Who are you and what are you doing here?
My name is Benjamin Tassie, and I’m a composer. At now>press>play my job essentially entails upsetting children. Or scaring them, or exciting them… In other words I take the (fantastic) scripts and add sound effects and music to make them even more emotionally and physically engaging. In a way it’s a bit like composing for film, I have to heighten the narrative with music, as well as transporting the listener through sound effects and other production techniques.
So where do you begin?
I receive the script and voiceovers from the lovely people at now>press>play. First of all I have a listen through and make any small adjustments to timing and editing so that I have a rough version of the script. Then I begin adding sound effects and room atmospheres to bring it all to life.
Wait… ‘room atmospheres’?
Yes – the general background sounds that make up a room or space. This could be really obvious – like people talking and market sellers if you’re at a market, or it might be subtler, like a quiet ‘room tone’ (or hum) and some clever reverb things if you’re in, for example, an empty temple. We add those in so it feels more like you are somewhere, then I can layer other more obvious sound effects on top.
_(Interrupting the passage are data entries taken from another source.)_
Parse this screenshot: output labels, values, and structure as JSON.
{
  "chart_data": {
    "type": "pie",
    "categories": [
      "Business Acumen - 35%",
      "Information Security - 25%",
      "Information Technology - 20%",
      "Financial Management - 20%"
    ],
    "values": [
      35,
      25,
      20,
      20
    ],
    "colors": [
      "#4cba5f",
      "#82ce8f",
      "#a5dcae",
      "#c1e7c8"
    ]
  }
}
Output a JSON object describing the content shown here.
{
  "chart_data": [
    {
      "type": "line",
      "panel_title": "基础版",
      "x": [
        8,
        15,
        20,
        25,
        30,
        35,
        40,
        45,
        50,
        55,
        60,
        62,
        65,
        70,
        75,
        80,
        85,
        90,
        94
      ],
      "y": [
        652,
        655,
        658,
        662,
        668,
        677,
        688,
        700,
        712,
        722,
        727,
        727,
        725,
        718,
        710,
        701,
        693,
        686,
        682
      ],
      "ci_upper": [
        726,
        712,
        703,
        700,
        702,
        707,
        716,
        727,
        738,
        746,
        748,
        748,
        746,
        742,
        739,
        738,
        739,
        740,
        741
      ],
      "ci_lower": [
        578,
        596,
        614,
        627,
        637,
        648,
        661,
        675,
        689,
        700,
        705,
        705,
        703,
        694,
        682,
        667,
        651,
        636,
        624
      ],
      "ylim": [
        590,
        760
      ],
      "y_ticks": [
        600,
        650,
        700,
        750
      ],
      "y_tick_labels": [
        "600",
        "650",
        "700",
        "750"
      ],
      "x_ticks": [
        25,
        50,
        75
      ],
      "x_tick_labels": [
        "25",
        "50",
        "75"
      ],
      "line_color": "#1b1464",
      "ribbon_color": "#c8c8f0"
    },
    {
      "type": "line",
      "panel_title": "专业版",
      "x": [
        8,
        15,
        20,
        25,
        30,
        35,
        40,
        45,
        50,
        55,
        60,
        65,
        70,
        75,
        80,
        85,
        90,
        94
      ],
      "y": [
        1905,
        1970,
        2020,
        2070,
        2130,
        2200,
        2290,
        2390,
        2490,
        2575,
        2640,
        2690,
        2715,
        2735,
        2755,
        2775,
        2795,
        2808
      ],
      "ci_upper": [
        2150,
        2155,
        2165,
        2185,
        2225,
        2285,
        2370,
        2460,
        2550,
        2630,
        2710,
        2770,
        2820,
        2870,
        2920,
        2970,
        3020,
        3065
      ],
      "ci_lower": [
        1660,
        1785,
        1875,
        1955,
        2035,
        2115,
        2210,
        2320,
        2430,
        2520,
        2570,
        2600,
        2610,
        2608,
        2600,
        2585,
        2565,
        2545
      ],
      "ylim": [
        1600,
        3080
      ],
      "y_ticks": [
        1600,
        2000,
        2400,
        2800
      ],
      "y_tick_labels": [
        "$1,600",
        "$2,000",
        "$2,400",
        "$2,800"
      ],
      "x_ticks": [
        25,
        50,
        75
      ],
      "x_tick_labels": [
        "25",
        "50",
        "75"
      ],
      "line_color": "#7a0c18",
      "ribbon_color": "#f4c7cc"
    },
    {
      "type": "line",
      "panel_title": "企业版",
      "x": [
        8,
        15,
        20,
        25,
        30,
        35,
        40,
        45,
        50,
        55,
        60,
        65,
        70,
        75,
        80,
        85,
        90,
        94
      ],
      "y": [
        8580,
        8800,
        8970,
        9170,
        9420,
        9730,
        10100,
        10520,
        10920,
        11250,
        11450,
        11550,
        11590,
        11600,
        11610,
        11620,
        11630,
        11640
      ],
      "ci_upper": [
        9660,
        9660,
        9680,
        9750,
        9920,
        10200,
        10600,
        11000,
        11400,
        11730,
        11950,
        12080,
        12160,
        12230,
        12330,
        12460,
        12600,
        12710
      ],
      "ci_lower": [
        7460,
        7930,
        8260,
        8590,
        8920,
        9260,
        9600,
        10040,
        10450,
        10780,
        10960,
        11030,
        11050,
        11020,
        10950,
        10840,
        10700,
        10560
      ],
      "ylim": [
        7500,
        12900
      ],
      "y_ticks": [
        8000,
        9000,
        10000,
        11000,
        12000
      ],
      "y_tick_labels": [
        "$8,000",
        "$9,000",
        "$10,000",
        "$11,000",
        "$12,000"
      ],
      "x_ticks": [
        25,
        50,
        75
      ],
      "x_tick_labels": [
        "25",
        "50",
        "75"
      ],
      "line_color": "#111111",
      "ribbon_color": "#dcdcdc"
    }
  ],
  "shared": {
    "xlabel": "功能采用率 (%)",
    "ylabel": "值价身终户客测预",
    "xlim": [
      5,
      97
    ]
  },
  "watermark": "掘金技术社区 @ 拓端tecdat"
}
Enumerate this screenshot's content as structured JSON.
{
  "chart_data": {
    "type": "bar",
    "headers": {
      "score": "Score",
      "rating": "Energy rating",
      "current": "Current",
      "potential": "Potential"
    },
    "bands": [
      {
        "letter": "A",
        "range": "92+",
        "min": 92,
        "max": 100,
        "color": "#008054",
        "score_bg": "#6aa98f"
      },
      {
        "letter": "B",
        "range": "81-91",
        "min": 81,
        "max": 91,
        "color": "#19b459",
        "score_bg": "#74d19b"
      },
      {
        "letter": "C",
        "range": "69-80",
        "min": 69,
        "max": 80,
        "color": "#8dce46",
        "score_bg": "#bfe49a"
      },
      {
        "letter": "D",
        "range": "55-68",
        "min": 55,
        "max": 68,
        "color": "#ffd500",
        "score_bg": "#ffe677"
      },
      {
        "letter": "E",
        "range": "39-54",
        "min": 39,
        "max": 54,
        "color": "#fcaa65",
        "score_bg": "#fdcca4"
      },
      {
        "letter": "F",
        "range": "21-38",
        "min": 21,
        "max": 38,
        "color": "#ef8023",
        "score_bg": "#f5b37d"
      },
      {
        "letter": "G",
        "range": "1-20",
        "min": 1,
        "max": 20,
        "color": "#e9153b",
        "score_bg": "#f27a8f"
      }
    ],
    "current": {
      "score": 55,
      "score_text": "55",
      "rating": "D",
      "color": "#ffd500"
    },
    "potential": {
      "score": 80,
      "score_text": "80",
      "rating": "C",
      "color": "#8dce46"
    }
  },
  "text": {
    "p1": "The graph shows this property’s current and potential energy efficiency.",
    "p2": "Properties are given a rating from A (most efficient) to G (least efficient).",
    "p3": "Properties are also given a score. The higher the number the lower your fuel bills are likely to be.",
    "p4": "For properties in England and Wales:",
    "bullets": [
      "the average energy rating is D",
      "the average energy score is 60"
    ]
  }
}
Well, that really depends on the script. Some are really obvious, like if it says “someone’s walking up the garden path” then I can go all out with a ‘walking up the garden path’ sound effect (like a Radio 4 drama), and some I have to be more inventive with – like adding a wolf-whistle if two characters are flirting. I like those ones especially – you can make everything funnier.
So after you’ve added the sound effects?
Then comes the music. This is either for parts where sound effects wouldn’t really work (we have some experiences where the children need to have time to work out some maths, for example) and others are to heighten the emotional content or up the dramatic tension.
And what kind of music do you write?
That really depends on the experience. I seem to have garnered a reputation with the script writers for writing music which tugs at the old heart strings! I suppose it’s quite film-like in that regard – I like to make it so the children will really feel as if they’re taking part in the action. Also, I think we learn best if we form strong emotional associations.
Is that your background, then – film music?
I have written for some short films, but mostly I write concert stuff, or more experimental music. Lately I’ve been working a lot with electronics. I trained at King’s College, The Royal Academy of Music, and then The Royal College of Music, so I have a strong classical background.
And what drew you to working with now>press>play?
I used to teach in a special needs centre for autistic and dyslexic children, and so I was really drawn to how now>press>play engage with children who are perhaps left behind by traditional classroom teaching. Like I said, I think we learn better and faster if we have an emotional attachment to something, or if we’re engaging with it on a number of levels. I really like how now>press>play do both of those things – that their experiences engage in story telling, movement and imagination.